Answering Patient's Most Frequently Asked Questions

Answering Patients' Most-Frequently Asked Questions

AUG. 1996

When a patient is sitting in your examination chair and inquires about refractive surgery, how do you respond? Can you answer your patients' questions adequately? Can you educate them about all their options? Can you satisfy their quest for knowledge so they won't seek answers in someone else's office?

Our patients expect us to inform them of the most up-to-date developments in eye care. Imagine what they would think if they asked you about the contact lenses they saw advertised on television and you didn't know anything about them. The same is true for refractive surgery. We're seeing patients who've been primed by radio, TV and print ads and who may have preconceived notions about refractive surgery. Your responses to their questions will project you as the expert and validate your position as primary eyecare provider.


Most often, patients will ask you directly, "Am I a candidate for refractive surgery?" Since the patient is already in your chair, you should know which procedure would be appropriate for his prescription. Don't play alphabet soup with patients. Referring to PRK, RK, AK, ALK and LASIK can be confusing. It's much more meaningful to discuss laser vision correction, radial keratotomy, astigmatic keratectomy, etc.

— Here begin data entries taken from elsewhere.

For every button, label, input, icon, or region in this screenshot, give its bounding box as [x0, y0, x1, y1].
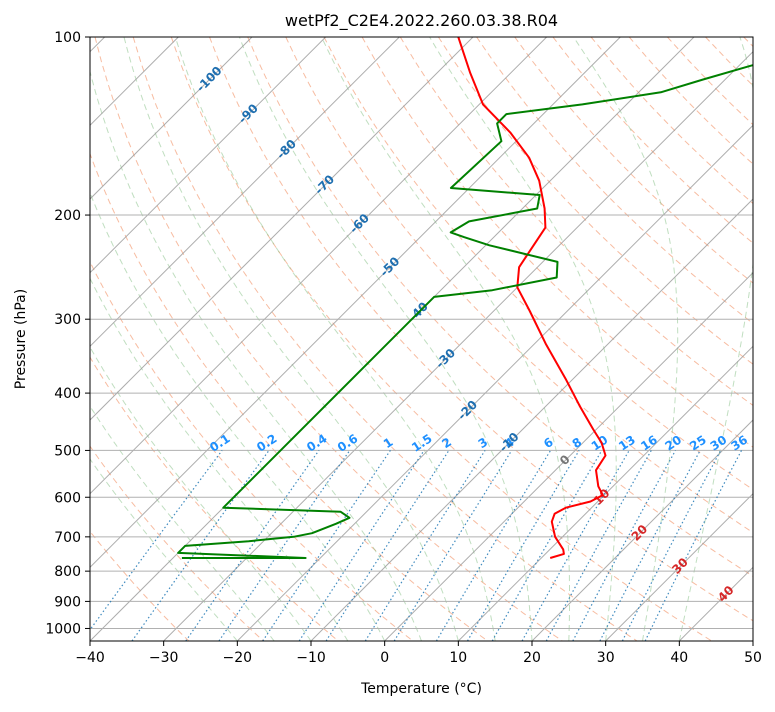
- chart-title: wetPf2_C2E4.2022.260.03.38.R04: [285, 11, 558, 31]
- x-tick-label: 0: [380, 650, 389, 666]
- y-tick-label: 900: [54, 594, 81, 610]
- x-tick-label: 20: [523, 650, 541, 666]
- x-axis-label: Temperature (°C): [360, 681, 482, 697]
- y-tick-label: 100: [54, 30, 81, 46]
- x-tick-label: −30: [149, 650, 179, 666]
- x-tick-label: 50: [744, 650, 762, 666]
- y-tick-label: 400: [54, 386, 81, 402]
- x-tick-label: −40: [75, 650, 105, 666]
- y-tick-label: 300: [54, 312, 81, 328]
- x-tick-label: 40: [670, 650, 688, 666]
- x-tick-label: −20: [223, 650, 253, 666]
- y-axis-label: Pressure (hPa): [13, 289, 29, 389]
- y-tick-label: 1000: [45, 622, 81, 638]
- y-tick-label: 200: [54, 208, 81, 224]
- y-tick-label: 800: [54, 564, 81, 580]
- x-tick-label: 10: [449, 650, 467, 666]
- y-tick-label: 700: [54, 530, 81, 546]
- x-tick-label: −10: [296, 650, 326, 666]
- x-tick-label: 30: [597, 650, 615, 666]
- y-tick-label: 600: [54, 490, 81, 506]
- y-tick-label: 500: [54, 443, 81, 459]
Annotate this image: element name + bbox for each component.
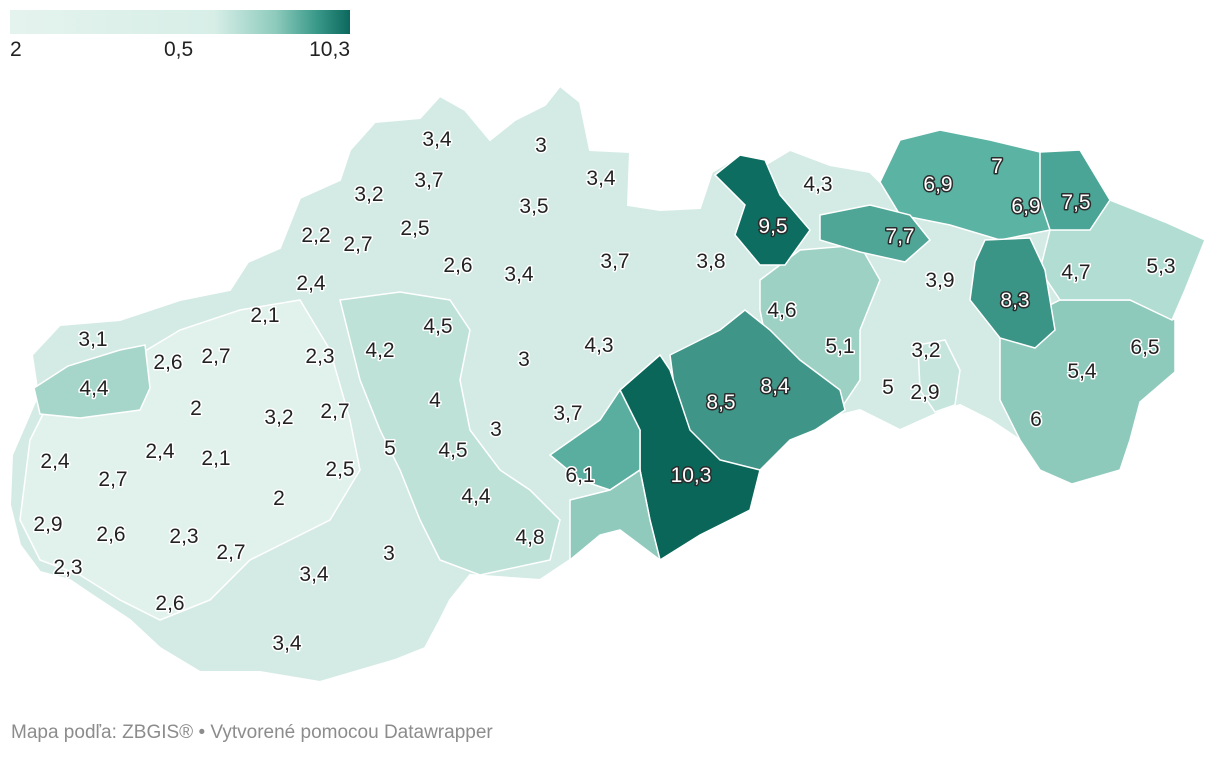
- legend-ticks: 2 0,5 10,3: [10, 38, 350, 64]
- district-value-label: 5: [384, 437, 396, 460]
- district-value-label: 6,9: [923, 173, 952, 196]
- district-value-label: 3,4: [422, 128, 452, 151]
- district-value-label: 2,3: [169, 525, 198, 548]
- district-value-label: 2: [273, 487, 285, 510]
- district-value-label: 2,6: [155, 592, 184, 615]
- district-value-label: 5,3: [1146, 255, 1175, 278]
- district-value-label: 4: [429, 389, 441, 412]
- district-value-label: 3,9: [925, 269, 954, 292]
- district-value-label: 7,7: [885, 225, 914, 248]
- district-value-label: 2,9: [910, 381, 939, 404]
- legend-min-label: 2: [10, 38, 22, 61]
- district-value-label: 2,4: [296, 272, 326, 295]
- district-value-label: 3,2: [911, 339, 940, 362]
- district-value-label: 4,4: [461, 485, 491, 508]
- district-value-label: 4,3: [584, 334, 613, 357]
- district-value-label: 2,1: [250, 304, 279, 327]
- region-kezmarok: [713, 154, 811, 266]
- legend-mid-label: 0,5: [164, 38, 194, 61]
- district-value-label: 3: [535, 134, 547, 157]
- region-lucenec: [548, 388, 641, 491]
- district-value-label: 4,3: [803, 173, 832, 196]
- district-value-label: 2,7: [343, 233, 372, 256]
- district-value-label: 4,8: [515, 526, 544, 549]
- district-value-label: 2,6: [96, 523, 125, 546]
- district-value-label: 3,7: [553, 402, 582, 425]
- district-value-label: 8,5: [706, 391, 735, 414]
- legend-max-label: 10,3: [309, 38, 350, 61]
- district-value-label: 3,4: [272, 632, 302, 655]
- district-value-label: 3,7: [600, 250, 629, 273]
- district-value-label: 2,7: [201, 345, 230, 368]
- district-value-label: 7: [991, 155, 1003, 178]
- district-value-label: 5: [882, 376, 894, 399]
- region-trebisov: [917, 339, 961, 413]
- region-kosice-okolie: [969, 237, 1056, 349]
- district-value-label: 4,2: [365, 339, 394, 362]
- color-legend: 2 0,5 10,3: [10, 10, 350, 64]
- district-value-label: 2,7: [216, 541, 245, 564]
- district-value-label: 6,5: [1130, 336, 1159, 359]
- map-base: [8, 84, 1207, 684]
- district-value-label: 3,4: [299, 563, 329, 586]
- district-value-label: 2,7: [98, 468, 127, 491]
- district-value-label: 10,3: [671, 464, 712, 487]
- slovakia-choropleth-map: 3,4 3 3,4 3,2 3,7 3,5 4,3 6,9 7 6,9 7,5 9,5 2,2 2,7 2,…: [8, 84, 1207, 684]
- district-value-label: 2,5: [325, 458, 354, 481]
- region-central: [339, 291, 561, 576]
- region-levoca: [819, 204, 932, 263]
- district-value-label: 2,2: [301, 224, 330, 247]
- district-value-label: 4,7: [1061, 261, 1090, 284]
- district-value-label: 3: [518, 348, 530, 371]
- district-value-label: 4,5: [423, 315, 452, 338]
- district-value-label: 2,7: [320, 400, 349, 423]
- district-value-label: 3: [383, 542, 395, 565]
- district-value-label: 4,5: [438, 439, 467, 462]
- district-value-label: 2,4: [145, 440, 175, 463]
- district-value-label: 2,3: [53, 556, 82, 579]
- district-value-label: 2,9: [33, 513, 62, 536]
- district-value-label: 2,6: [443, 254, 472, 277]
- region-skalica: [33, 344, 151, 419]
- district-value-label: 4,4: [79, 377, 109, 400]
- district-value-label: 7,5: [1061, 191, 1090, 214]
- district-value-label: 3,2: [354, 183, 383, 206]
- district-value-label: 3,4: [586, 167, 616, 190]
- region-velky-krtis: [569, 468, 662, 562]
- district-value-label: 4,6: [767, 299, 796, 322]
- district-value-label: 2: [190, 397, 202, 420]
- district-value-label: 9,5: [758, 215, 787, 238]
- district-value-labels: 3,4 3 3,4 3,2 3,7 3,5 4,3 6,9 7 6,9 7,5 9,5 2,2 2,7 2,…: [32, 127, 1177, 657]
- district-value-label: 5,4: [1067, 360, 1097, 383]
- district-value-label: 3,7: [414, 169, 443, 192]
- district-value-label: 6: [1030, 408, 1042, 431]
- district-value-label: 2,4: [40, 450, 70, 473]
- district-value-label: 3: [490, 418, 502, 441]
- district-value-label: 8,4: [760, 375, 790, 398]
- district-value-label: 3,2: [264, 406, 293, 429]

After taking a case history and doing a comprehensive examination, you should also understand the patient's psychological makeup as well as his refractive status. Patients who are corrected to 20/40 and say they have no problems, or patients who comment that they don't like the hassle of contact lenses are good candidates for refractive surgery. On the other hand, the patient who sees 20/15 and notices an additional 1/12 diopter is not a good candidate, nor are patients who are very happy in their contact lenses or eyeglasses. Patients with vague complaints such as, "My lenses seem to dry out sooner than they used to" or "I don't wear my contact lenses as often as I used to; I guess I've become too lazy," are often good candidates for refractive surgery.


When I do my case presentation at the conclusion of the examination, I always mention refractive surgery. If the patient seems interested, then I recommend a procedure based on his or her prescription. Currently, I recommend laser vision correction more often than other surgical procedures. For prescriptions outside the FDA-approved range, LASIK is an excellent alternative. I discuss the benefits and the risks of the procedure, and emphasize that we cannot guarantee 20/20 acuity. I also explain presbyopia and if the patient is over 40, I talk about monovision and offer a trial with contact lenses. I discuss halo and glare, haze and the corneal healing response, and I also mention the slight possibility that a patient may be an aggressive healer and what this implies.

Take a balanced approach. If patients feel you're not giving them a fair assessment, they may end up in someone else's office. If you believe a patient is not a good candidate for refractive surgery, tell him, but back it up with good information.


Patients also want to know how successful refractive surgery is. I quote the results from Summit's 6.0mm data, which most closely equates to the results we achieve, but I don't make promises. In fact, I prepare patients for the possibility of wearing eyeglasses part-time. I emphasize what the study results are, but I put them into perspective for the individual. Explaining the procedure itself helps patients form realistic expectations.

Finally, once you've discussed the pros and cons of refractive surgery, explain the total costs and how the fees break down. It's particularly important that patients understand your key role in any refractive surgery. A comanaged care agreement between you and the patient will define the structure of the care and the costs. CLS

Dr. Geffen is in a joint refractive surgery practice in San Diego.